The biggest hurdle is whether synchronization and data communication technologies that bind together chip clusters, essential for large-scale AI training, are feasible. AWS said at the event that Trainium3 can form chip clusters of up to 100,000 units, but it did not present measures to resolve bottlenecks that occur in such large-scale clusters. AWS also said performance per watt improved over the transfer generation, but it did not disclose comparisons with Nvidia GPUs and Google TPUs, leaving a question mark over absolute performance.
AWS also hid objective figures on key points such as training performance, inference performance, and latency improvements. Unlike Google's TPU, which recently disclosed specific chip performance, AWS did not reveal LLM inference performance or latency. The power-efficiency improvements AWS emphasized also lacked indicators of where it stands relative to GPUs and TPUs, and there were no real-world data on thermal management (thermal throttling), which accounts for a large share of data center operating expense.
There is also criticism that it falls short of Google's TPU in terms of optimization for its own services. Replacing GPUs with AWS's own chips could lead to degraded AI service quality in large-scale training models. Unlike Google's TPU, which is optimized for its in-house AI model Gemini and has achieved industry-leading training performance, AWS's Trainium series is known to be cheaper but significantly slower in training speed.

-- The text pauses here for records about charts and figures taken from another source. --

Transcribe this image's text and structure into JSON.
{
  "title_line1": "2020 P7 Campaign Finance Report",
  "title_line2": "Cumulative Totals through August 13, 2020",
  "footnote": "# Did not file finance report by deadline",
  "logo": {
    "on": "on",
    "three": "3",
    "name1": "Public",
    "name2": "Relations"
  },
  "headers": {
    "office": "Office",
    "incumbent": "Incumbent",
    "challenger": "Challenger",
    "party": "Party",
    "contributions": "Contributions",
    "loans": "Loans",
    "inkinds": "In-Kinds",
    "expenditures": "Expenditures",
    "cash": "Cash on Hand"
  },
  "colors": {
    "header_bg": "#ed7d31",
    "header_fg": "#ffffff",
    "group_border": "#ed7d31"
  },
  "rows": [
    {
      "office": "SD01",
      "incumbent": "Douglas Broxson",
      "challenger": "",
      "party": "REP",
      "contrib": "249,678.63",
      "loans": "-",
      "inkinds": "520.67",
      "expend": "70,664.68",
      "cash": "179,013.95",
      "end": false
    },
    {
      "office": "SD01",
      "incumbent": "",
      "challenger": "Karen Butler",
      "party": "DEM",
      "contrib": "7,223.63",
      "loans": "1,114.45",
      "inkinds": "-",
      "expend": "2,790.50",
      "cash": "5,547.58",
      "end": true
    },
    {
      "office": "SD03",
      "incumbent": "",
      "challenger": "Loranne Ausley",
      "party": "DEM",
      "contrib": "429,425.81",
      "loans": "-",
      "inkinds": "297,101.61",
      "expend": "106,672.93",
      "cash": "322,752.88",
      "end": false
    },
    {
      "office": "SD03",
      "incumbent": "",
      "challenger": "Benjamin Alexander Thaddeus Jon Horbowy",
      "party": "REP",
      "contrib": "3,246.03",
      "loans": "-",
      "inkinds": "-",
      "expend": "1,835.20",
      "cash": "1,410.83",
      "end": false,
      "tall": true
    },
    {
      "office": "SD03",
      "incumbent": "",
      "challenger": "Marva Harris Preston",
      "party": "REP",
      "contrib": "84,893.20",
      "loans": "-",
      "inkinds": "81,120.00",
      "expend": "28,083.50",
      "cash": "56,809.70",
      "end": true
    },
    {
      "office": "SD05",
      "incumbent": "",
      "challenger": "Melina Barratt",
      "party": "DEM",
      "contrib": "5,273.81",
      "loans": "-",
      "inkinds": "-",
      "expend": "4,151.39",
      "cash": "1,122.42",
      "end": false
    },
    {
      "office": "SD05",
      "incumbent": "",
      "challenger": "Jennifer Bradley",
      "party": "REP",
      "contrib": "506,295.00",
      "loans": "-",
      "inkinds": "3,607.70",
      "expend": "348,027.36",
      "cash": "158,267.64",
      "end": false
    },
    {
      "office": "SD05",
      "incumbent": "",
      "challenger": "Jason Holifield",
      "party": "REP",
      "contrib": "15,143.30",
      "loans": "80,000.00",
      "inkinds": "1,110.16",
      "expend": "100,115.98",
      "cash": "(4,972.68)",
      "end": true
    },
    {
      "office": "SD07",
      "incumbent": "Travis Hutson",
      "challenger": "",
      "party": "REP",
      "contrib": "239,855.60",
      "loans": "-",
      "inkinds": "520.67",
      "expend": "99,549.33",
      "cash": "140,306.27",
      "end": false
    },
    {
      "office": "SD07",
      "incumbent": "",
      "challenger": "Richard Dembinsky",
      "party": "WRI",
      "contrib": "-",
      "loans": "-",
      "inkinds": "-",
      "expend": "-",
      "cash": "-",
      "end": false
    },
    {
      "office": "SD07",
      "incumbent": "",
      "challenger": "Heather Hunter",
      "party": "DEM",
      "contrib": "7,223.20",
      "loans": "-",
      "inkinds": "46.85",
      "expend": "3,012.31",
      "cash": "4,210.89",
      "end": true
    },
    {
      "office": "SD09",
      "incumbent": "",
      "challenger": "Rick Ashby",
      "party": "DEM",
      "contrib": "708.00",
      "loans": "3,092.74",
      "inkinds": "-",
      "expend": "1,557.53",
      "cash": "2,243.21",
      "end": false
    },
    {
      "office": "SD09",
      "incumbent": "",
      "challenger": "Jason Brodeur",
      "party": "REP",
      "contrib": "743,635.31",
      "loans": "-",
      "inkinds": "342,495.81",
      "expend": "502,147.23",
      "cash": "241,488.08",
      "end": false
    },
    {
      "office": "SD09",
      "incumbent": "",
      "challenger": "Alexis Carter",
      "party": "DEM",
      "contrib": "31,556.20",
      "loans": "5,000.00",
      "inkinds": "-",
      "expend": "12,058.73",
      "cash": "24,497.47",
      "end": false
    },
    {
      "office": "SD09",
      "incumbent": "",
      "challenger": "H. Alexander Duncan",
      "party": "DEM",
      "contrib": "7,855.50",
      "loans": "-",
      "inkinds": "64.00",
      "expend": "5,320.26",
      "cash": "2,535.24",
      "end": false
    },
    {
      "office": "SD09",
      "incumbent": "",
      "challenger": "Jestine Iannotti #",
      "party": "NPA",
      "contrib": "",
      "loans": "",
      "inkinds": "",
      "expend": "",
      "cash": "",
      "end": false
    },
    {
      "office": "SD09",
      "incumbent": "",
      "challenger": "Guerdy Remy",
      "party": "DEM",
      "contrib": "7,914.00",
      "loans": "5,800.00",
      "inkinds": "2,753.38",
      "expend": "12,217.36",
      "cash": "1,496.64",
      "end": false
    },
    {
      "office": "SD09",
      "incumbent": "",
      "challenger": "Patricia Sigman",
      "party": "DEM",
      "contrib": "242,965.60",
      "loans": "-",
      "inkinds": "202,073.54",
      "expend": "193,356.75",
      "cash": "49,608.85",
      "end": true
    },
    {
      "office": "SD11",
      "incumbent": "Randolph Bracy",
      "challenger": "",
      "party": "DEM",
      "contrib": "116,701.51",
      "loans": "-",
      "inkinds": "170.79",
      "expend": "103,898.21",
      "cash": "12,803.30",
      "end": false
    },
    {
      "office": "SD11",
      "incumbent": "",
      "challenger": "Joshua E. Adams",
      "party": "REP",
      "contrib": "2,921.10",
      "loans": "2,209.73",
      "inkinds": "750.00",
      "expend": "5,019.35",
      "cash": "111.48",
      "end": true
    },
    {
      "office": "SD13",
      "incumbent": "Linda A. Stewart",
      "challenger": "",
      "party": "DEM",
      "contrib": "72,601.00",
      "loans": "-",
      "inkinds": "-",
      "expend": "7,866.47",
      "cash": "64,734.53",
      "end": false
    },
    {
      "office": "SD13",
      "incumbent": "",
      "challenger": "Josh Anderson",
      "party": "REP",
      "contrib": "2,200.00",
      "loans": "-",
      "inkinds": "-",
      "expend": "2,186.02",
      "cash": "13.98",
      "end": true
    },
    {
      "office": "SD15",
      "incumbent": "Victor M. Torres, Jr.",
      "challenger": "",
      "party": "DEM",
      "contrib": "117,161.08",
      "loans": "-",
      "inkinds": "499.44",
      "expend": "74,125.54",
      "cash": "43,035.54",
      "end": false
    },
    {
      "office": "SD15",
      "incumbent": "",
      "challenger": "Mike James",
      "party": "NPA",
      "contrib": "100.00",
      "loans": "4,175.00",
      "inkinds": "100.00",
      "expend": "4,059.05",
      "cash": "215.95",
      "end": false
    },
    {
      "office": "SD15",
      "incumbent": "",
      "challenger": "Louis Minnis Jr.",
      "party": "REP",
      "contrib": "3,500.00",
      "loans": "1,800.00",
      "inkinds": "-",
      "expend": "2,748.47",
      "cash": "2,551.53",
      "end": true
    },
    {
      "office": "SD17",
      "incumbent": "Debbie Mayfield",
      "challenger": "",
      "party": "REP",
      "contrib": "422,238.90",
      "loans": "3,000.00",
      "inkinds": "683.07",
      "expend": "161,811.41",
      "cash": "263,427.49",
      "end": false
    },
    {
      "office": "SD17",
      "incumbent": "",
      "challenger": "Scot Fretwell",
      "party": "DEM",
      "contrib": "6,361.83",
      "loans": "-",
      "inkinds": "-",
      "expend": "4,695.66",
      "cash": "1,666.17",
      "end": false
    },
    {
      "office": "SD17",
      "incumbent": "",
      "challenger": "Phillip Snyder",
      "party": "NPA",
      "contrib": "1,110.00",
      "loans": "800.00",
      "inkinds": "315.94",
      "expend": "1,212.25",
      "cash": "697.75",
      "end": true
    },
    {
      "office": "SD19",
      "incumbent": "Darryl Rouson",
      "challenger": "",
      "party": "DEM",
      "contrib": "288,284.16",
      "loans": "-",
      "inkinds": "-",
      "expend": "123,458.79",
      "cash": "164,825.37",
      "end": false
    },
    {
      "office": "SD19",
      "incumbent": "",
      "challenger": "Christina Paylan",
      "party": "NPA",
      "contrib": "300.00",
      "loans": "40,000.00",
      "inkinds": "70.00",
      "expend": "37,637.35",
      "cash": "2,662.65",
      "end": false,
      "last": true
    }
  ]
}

A cloud industry official said, "The compute capability of Trainium3 unveiled by AWS this time is estimated to be lower than Nvidia's transfer generation H100, and while its training speed is relatively high thanks to a design specialized for the cloud, it falls well short compared to Nvidia Blackwell," adding, "The product may replace GPUs in some data centers, but only in terms of expense savings, and it will still be difficult to replace GPUs in areas that require high performance."